Daniel Winegard, a senior majoring in anthropology and a resident assistant in Hillside Community, sought to create a single document that organizes all basic must-know information for students.

The document, the Scholar’s Guide for Everyone, originated as a single Microsoft Word file in which Winegard accumulated various schedules, contacts and other pieces of information he wanted to reference easily.

“I wanted to condense everything that helped me out into one single sheet of paper,” Winegard said.

Keeping the document short was critical to Winegard. As an orientation adviser in the summer of 2008, he found himself burdened with too many packets of unorganized information to efficiently offer guidance to new students.

The guide became a more serious endeavor when he expanded it into an 18-page file to fulfill a requirement for a Binghamton University Scholars Program course, SCHL 227: Leadership & Project Management.

“The Scholar’s Guide is just my take on the University’s information. Everything in it is readily available on each part of [www.binghamton.edu]. Any first-year student could benefit from more coherent information,” Winegard said.

Jeffrey Horowitz, the assistant director of Dickinson Community, said he believes BU’s size can hinder communication between students and offices that are meant to be resources for them.

“Location on campus can really limit resources. If an office is hard to find, it’s less likely to be found,” Horowitz said.

Horowitz said the resource he most often directs students to are the online campus map and the Career Development Center. He also stressed the importance of residential assistants in college environments because of the natural “good neighbor” aspect of residence halls.

“Students always go to their RA first whenever they have a question,” he said.

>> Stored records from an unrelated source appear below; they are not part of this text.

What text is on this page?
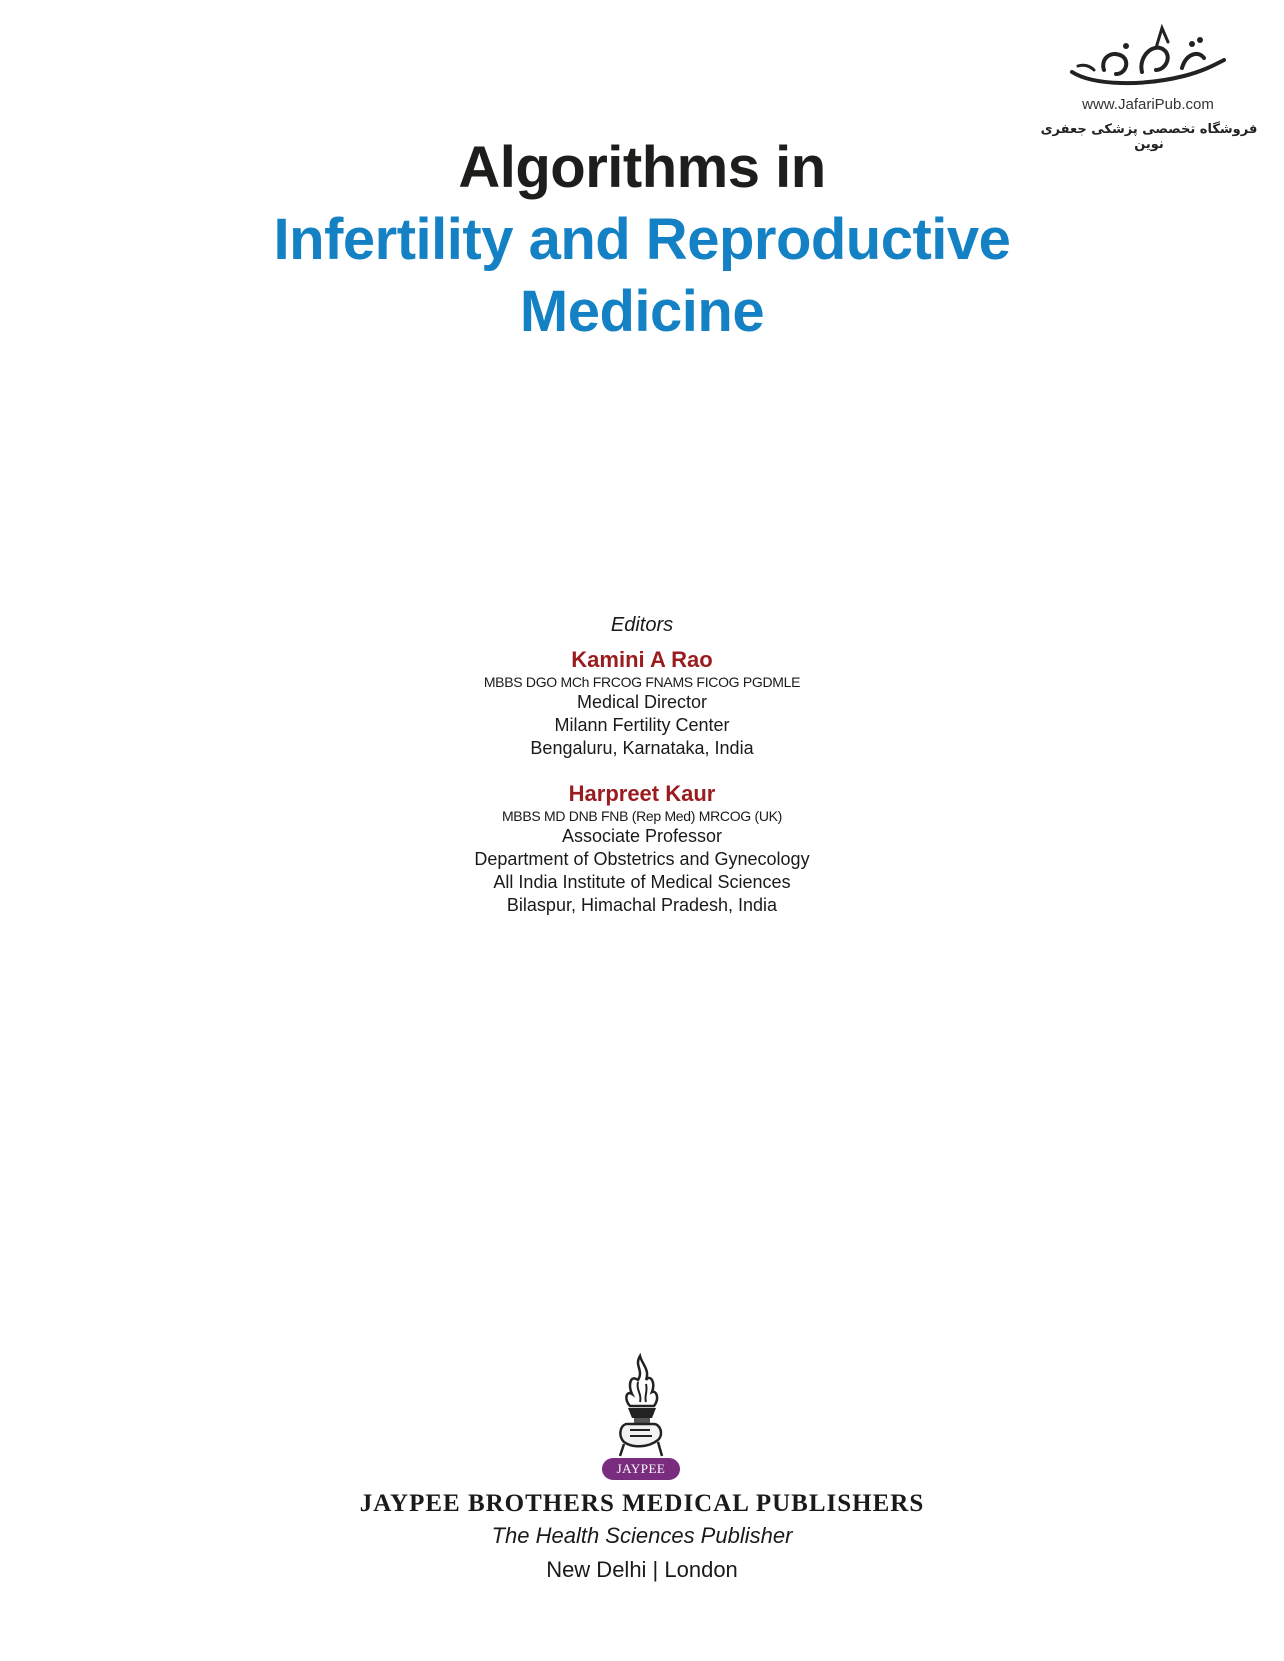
www.JafariPub.com
فروشگاه تخصصی پزشکی جعفری نوین
Algorithms in
Infertility and Reproductive
Medicine
Editors
Kamini A Rao
MBBS DGO MCh FRCOG FNAMS FICOG PGDMLE
Medical Director
Milann Fertility Center
Bengaluru, Karnataka, India
Harpreet Kaur
MBBS MD DNB FNB (Rep Med) MRCOG (UK)
Associate Professor
Department of Obstetrics and Gynecology
All India Institute of Medical Sciences
Bilaspur, Himachal Pradesh, India
JAYPEE
JAYPEE BROTHERS MEDICAL PUBLISHERS
The Health Sciences Publisher
New Delhi | London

Winegard said he has no plans for any one person or department to inherit the job of updating the Scholar’s Guide once he graduates.

Although the only offices to utilize the guide so far have been the anthropology department and transfer student office within admissions, he has offered the document to each Harpur College department and the Binghamton Scholars Program.

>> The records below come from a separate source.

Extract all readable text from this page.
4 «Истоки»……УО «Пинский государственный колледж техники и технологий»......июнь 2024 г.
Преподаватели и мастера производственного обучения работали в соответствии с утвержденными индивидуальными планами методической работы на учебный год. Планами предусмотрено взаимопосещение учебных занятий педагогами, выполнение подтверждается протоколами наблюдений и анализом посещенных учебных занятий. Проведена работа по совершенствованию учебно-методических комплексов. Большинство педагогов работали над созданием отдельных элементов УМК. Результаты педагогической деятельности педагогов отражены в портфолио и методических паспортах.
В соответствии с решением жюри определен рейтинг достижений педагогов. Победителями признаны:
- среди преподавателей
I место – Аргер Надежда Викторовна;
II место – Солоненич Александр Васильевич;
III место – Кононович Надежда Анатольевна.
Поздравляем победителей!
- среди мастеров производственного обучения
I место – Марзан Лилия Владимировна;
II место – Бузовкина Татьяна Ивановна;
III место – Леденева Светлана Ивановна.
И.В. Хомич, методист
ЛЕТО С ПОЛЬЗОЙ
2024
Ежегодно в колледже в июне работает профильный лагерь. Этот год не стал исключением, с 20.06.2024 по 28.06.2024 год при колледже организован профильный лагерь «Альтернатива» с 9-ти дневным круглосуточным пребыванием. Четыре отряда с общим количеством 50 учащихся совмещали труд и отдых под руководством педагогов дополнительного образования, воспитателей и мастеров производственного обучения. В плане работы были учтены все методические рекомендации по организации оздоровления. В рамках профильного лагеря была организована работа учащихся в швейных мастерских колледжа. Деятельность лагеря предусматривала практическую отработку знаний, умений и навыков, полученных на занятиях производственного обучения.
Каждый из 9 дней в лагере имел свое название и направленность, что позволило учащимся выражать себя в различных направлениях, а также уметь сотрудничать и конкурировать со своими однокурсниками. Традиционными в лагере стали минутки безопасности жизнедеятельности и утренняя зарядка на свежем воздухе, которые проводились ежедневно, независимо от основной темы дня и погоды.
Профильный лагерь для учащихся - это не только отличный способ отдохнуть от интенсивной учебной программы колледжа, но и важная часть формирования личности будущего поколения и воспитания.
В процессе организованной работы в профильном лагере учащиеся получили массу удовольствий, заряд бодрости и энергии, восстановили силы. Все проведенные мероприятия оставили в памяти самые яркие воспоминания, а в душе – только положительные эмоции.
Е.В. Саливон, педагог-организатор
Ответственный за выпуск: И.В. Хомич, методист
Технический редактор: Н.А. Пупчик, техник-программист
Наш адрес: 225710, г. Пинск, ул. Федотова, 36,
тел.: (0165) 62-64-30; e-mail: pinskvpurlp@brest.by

“The document is fully editable as anyone sees fit,” Winegard said, but he also believes that most information in it will remain relevant indefinitely. He cited the study strategies and how to succeed sections of the guide as examples of information that will survive time.

The Scholar’s Guide for Everyone is available online at www.divshare.com/download/launch/13940191-422. Students majoring in anthropology can view it on the Blackboard website under the organization heading “Undergraduate Anthropology at BU.” Winegard expects more Harpur departments and the Scholars Program websites to make use of the guide within the next year.